Sistema pivot roulette

Bingo online con bonus senza deposito: la truffa mascherata da divertimento
Questo gioco è uno scoppio e si può giocare a Tropicana, Vergine o d'oro Nugget.
Casino online con molte slot: il vero labirinto di promesse inutili
Tutti gli aggiornamenti che abbiamo messo nelle nostre recensioni di casinò.
Casino con prelievo Postepay istantaneo: la fretta che non paga

Michelangelo, «artista universale». Le parole di Sergio Risaliti

Lo studioso racconta l’artista in occasione della rassegna ai Musei Capitolini di Roma

ROMA – Sergio Risaliti, fra i curatori dell’esposizione organizzata ai Musei Capitolini 1564 – 2014, Michelangelo, incontrare un artista universale, fino al 14 settembre 2014, racconta la figura del genio rinascimentale in rapporto a Roma, luogo in cui la poetica del maestro diventa «universale».

Cosa significa per Michelangelo vivere e lavorare a Roma?

«L’arrivo a Roma per Michelangelo vuol dire entrare non soltanto virtualmente ma anche realisticamente a contatto con il mito, con la storia antica e con la sfera religiosa più alta e universale. È qui che cambia tutto, che lo spirito del giovane talento diventa universale. A Firenze le dimensioni culturali son ben altre; a Roma, invece, Michelangelo conosce l’”universale” dal vivo, ci entra a contatto, acquisendo le proporzioni monumentali delle grandi architetture».

Come avviene questo processo?

«Come detto a Roma avviene il passaggio dall’ideale all’universale: mentre a Firenze Michelangelo è un artista che lavora guardando all’ideale classico, a Roma capisce che si deve confrontare e spingere verso una dimensione maggiore e diventare un artista a 360 gradi, sia nella scultura sia nella pittura, ma anche nella poesia che a Roma affronterà in maniera diversa. Inoltre, è a Roma che il suo lavoro segue le grandi ambizioni del papato che alla fine del Quattrocento torna ad essere protagonista della storia dell’arte con alcune imprese straordinarie, una per tutte la Cappella Sistina, e poi le tante architetture».

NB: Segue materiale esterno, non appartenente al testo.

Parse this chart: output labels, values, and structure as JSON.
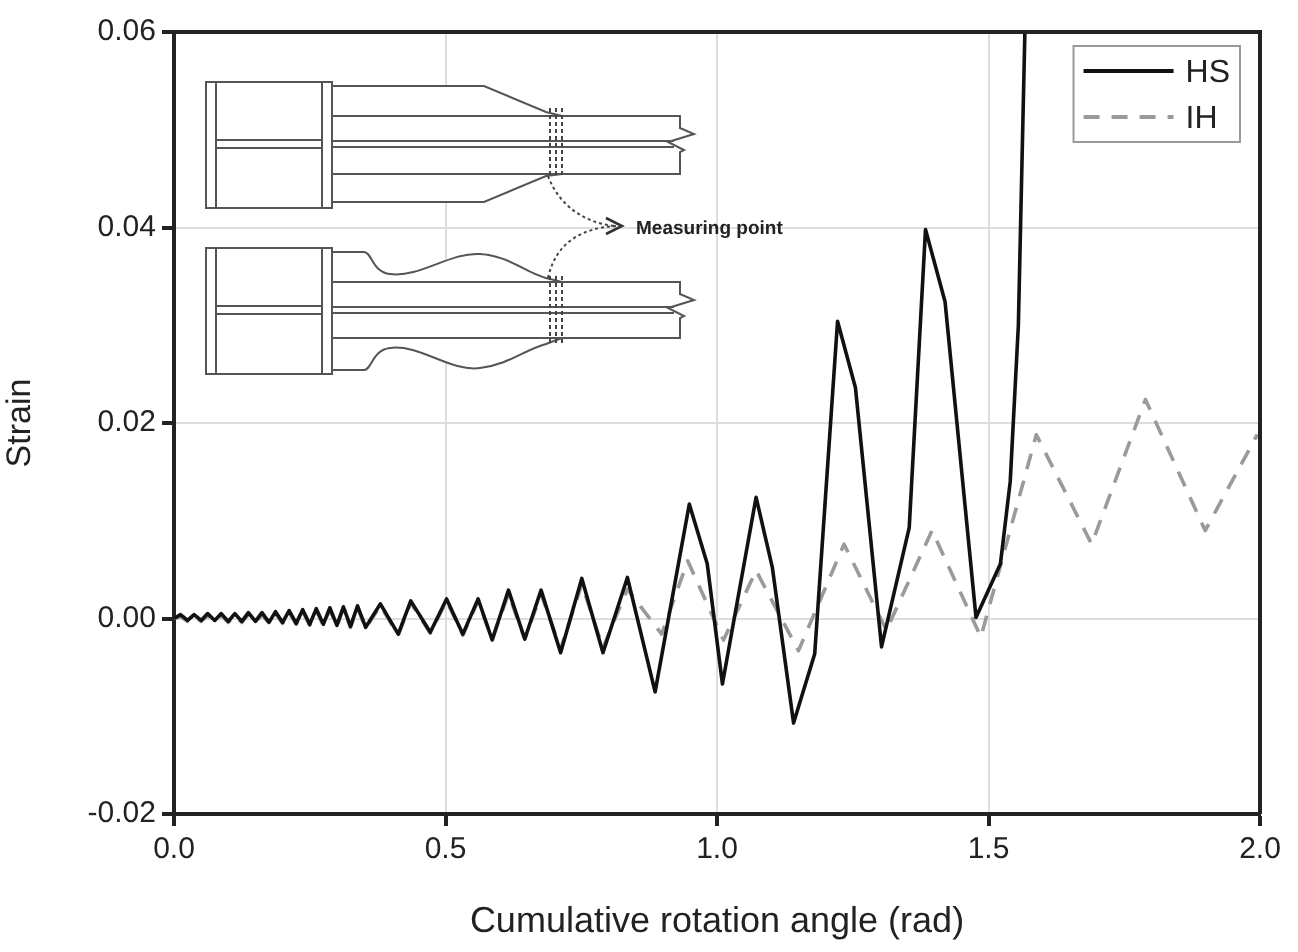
{
  "chart_data": {
    "type": "line",
    "xlabel": "Cumulative rotation angle (rad)",
    "ylabel": "Strain",
    "xlim": [
      0,
      2
    ],
    "ylim": [
      -0.02,
      0.06
    ],
    "xticks": [
      {
        "value": 0,
        "label": "0.0"
      },
      0.5,
      {
        "value": 1,
        "label": "1.0"
      },
      1.5,
      {
        "value": 2,
        "label": "2.0"
      }
    ],
    "yticks": [
      -0.02,
      {
        "value": 0,
        "label": "0.00"
      },
      0.02,
      0.04,
      0.06
    ],
    "grid": true,
    "legend": "top right",
    "annotations": [
      "Measuring point"
    ],
    "series": [
      {
        "name": "HS",
        "color": "#111111",
        "line_style": "solid",
        "x": [
          0,
          0.012,
          0.025,
          0.037,
          0.05,
          0.062,
          0.075,
          0.087,
          0.1,
          0.112,
          0.125,
          0.137,
          0.15,
          0.162,
          0.175,
          0.187,
          0.2,
          0.212,
          0.225,
          0.237,
          0.25,
          0.262,
          0.275,
          0.287,
          0.3,
          0.312,
          0.325,
          0.338,
          0.353,
          0.38,
          0.413,
          0.436,
          0.472,
          0.502,
          0.532,
          0.56,
          0.586,
          0.616,
          0.646,
          0.676,
          0.712,
          0.751,
          0.79,
          0.835,
          0.886,
          0.949,
          0.982,
          1.01,
          1.072,
          1.102,
          1.141,
          1.18,
          1.222,
          1.255,
          1.303,
          1.354,
          1.384,
          1.42,
          1.477,
          1.522,
          1.54,
          1.555,
          1.567
        ],
        "values": [
          0,
          0.0004,
          -0.0002,
          0.0004,
          -0.0002,
          0.0005,
          -0.0002,
          0.0005,
          -0.0003,
          0.0005,
          -0.0003,
          0.0006,
          -0.0003,
          0.0006,
          -0.0004,
          0.0007,
          -0.0004,
          0.0008,
          -0.0005,
          0.0009,
          -0.0006,
          0.001,
          -0.0006,
          0.0011,
          -0.0007,
          0.0012,
          -0.0008,
          0.0013,
          -0.0009,
          0.0015,
          -0.0016,
          0.0018,
          -0.0014,
          0.002,
          -0.0016,
          0.002,
          -0.0022,
          0.0029,
          -0.0021,
          0.0029,
          -0.0035,
          0.0041,
          -0.0035,
          0.0042,
          -0.0075,
          0.0117,
          0.0056,
          -0.0067,
          0.0124,
          0.0052,
          -0.0107,
          -0.0036,
          0.0304,
          0.0236,
          -0.0029,
          0.0093,
          0.0398,
          0.0324,
          0.0001,
          0.0056,
          0.014,
          0.03,
          0.06
        ]
      },
      {
        "name": "IH",
        "color": "#9a9a9a",
        "line_style": "dashed",
        "x": [
          0,
          0.012,
          0.025,
          0.037,
          0.05,
          0.062,
          0.075,
          0.087,
          0.1,
          0.112,
          0.125,
          0.137,
          0.15,
          0.162,
          0.175,
          0.187,
          0.2,
          0.212,
          0.225,
          0.237,
          0.25,
          0.262,
          0.275,
          0.287,
          0.3,
          0.312,
          0.325,
          0.338,
          0.353,
          0.38,
          0.413,
          0.436,
          0.472,
          0.502,
          0.532,
          0.56,
          0.586,
          0.616,
          0.646,
          0.676,
          0.712,
          0.751,
          0.79,
          0.835,
          0.898,
          0.946,
          1.012,
          1.072,
          1.15,
          1.234,
          1.312,
          1.396,
          1.486,
          1.588,
          1.69,
          1.789,
          1.899,
          1.995
        ],
        "values": [
          0,
          0.0002,
          -0.0003,
          0.0002,
          -0.0003,
          0.0003,
          -0.0003,
          0.0003,
          -0.0004,
          0.0003,
          -0.0004,
          0.0004,
          -0.0004,
          0.0004,
          -0.0005,
          0.0005,
          -0.0005,
          0.0006,
          -0.0006,
          0.0007,
          -0.0007,
          0.0008,
          -0.0007,
          0.0009,
          -0.0008,
          0.001,
          -0.0009,
          0.0011,
          -0.001,
          0.0013,
          -0.0017,
          0.0016,
          -0.0015,
          0.0018,
          -0.0017,
          0.0018,
          -0.0021,
          0.0025,
          -0.0021,
          0.0025,
          -0.0031,
          0.0035,
          -0.003,
          0.003,
          -0.0016,
          0.0059,
          -0.0022,
          0.0049,
          -0.0033,
          0.0076,
          -0.0012,
          0.009,
          -0.0019,
          0.0188,
          0.0076,
          0.0224,
          0.009,
          0.0188
        ]
      }
    ]
  }
}
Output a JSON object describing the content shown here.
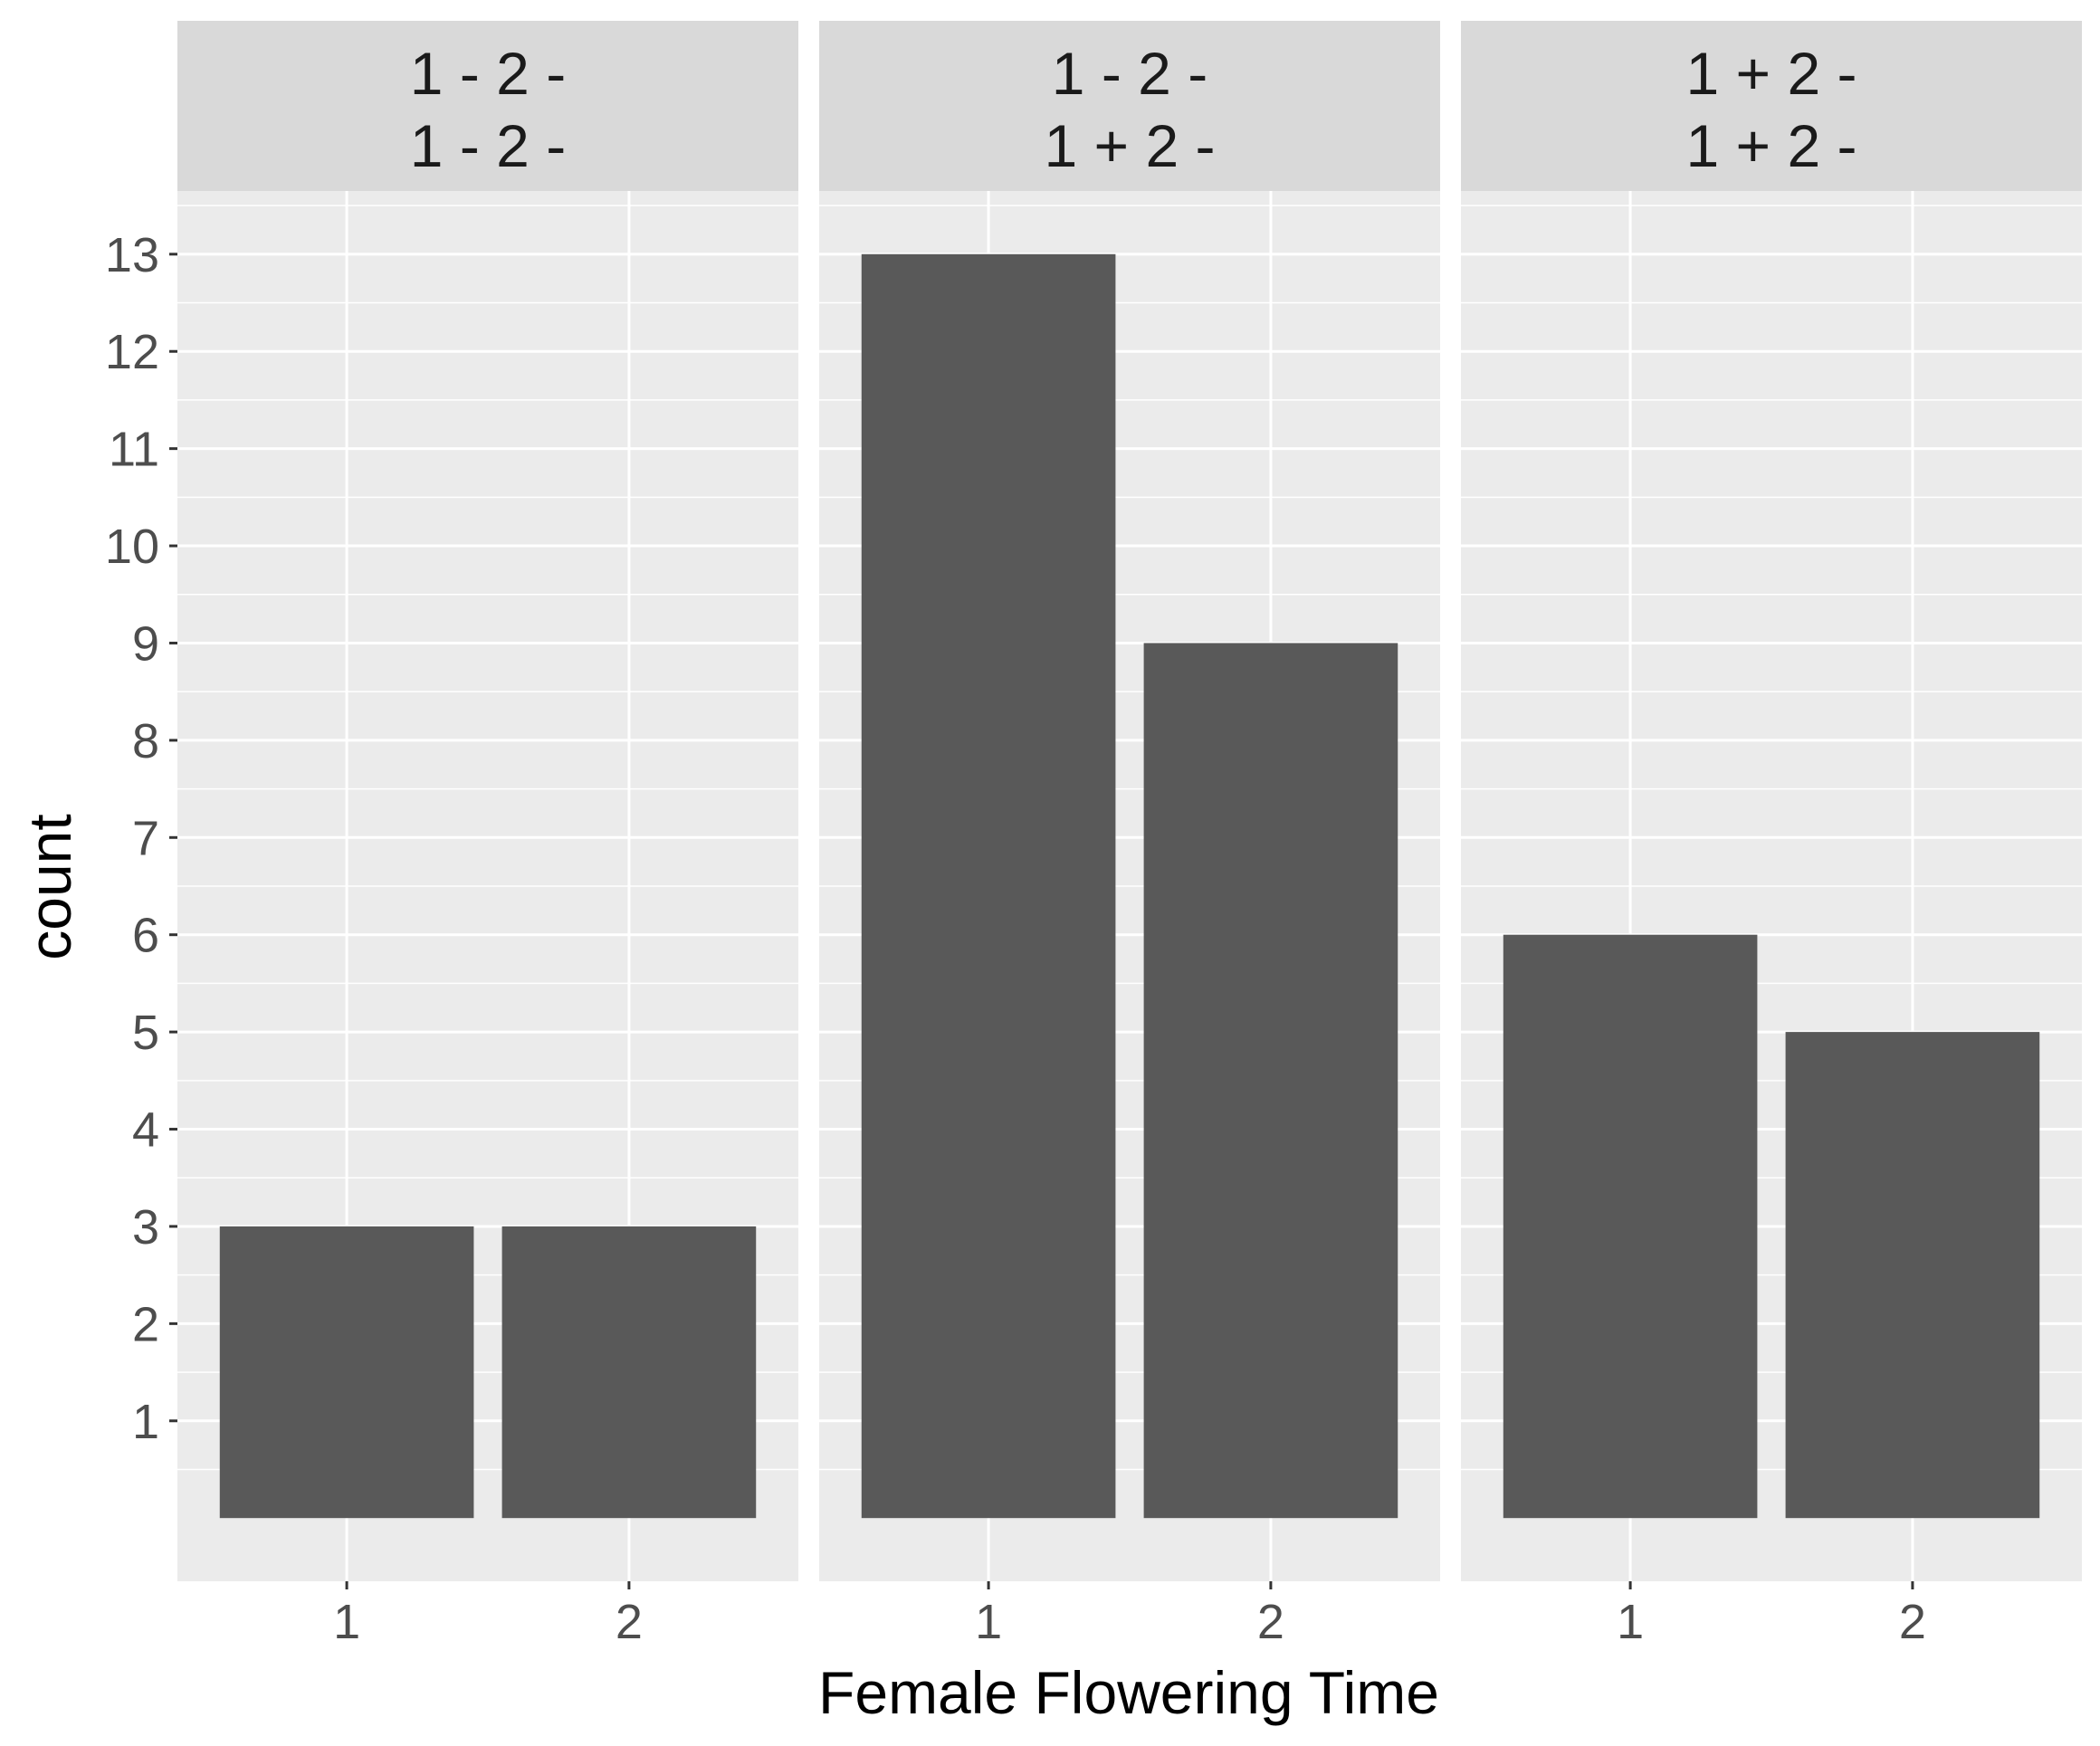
{
  "chart_data": {
    "type": "bar",
    "xlabel": "Female Flowering Time",
    "ylabel": "count",
    "categories": [
      "1",
      "2"
    ],
    "yticks": [
      1,
      2,
      3,
      4,
      5,
      6,
      7,
      8,
      9,
      10,
      11,
      12,
      13
    ],
    "ylim": [
      -0.65,
      13.65
    ],
    "grid": true,
    "facets": [
      {
        "label_line1": "1 - 2 -",
        "label_line2": "1 - 2 -",
        "values": [
          3,
          3
        ]
      },
      {
        "label_line1": "1 - 2 -",
        "label_line2": "1 + 2 -",
        "values": [
          13,
          9
        ]
      },
      {
        "label_line1": "1 + 2 -",
        "label_line2": "1 + 2 -",
        "values": [
          6,
          5
        ]
      }
    ],
    "colors": {
      "bar": "#595959",
      "panel_background": "#ebebeb",
      "strip_background": "#d9d9d9",
      "grid": "#ffffff",
      "tick": "#333333"
    }
  }
}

Un artista a tutto tondo quindi…

«La statuaria di Michelangelo a Roma acquista nuove proporzioni, un nuovo rapporto con l’anatomia e il corpo nudo, maschile o femminile che sia, che anticipa gli esiti dell’arte a venire, trasformando la scultura in qualcosa di completamente moderno. Le tensioni, la drammaticità della vita, Michelangelo vive una trasformazione: da giovane fiorentino vezzeggiato, in particolar modo dai Medici, a uomo impegnato a Roma, dove si deve confrontare con le dimensioni della politica e della società, ma pure con il rapporto con gli intellettuali. È qui che percepisce, probabilmente, di più le crisi religiose, vivendo da vicino importanti vicende, come la Riforma e la Controriforma».

Quanto è importante la poesia nell’esperienza artistica di Michelangelo?

«Nella mostra grande importanze ha anche la poesia: abbiamo voluto sottolineare la quadruplice universalità dell’artista rinascimentale che si è espresso nella pittura, nella scultura, nell’architettura e nella poesia. Probabilmente capire Michelangelo poeta è riuscire a comunicare con le sue opere e comprendere la sua arte oltre la bellissima apparenza delle sue forme, entrando nella profondità spirituale dell’uomo».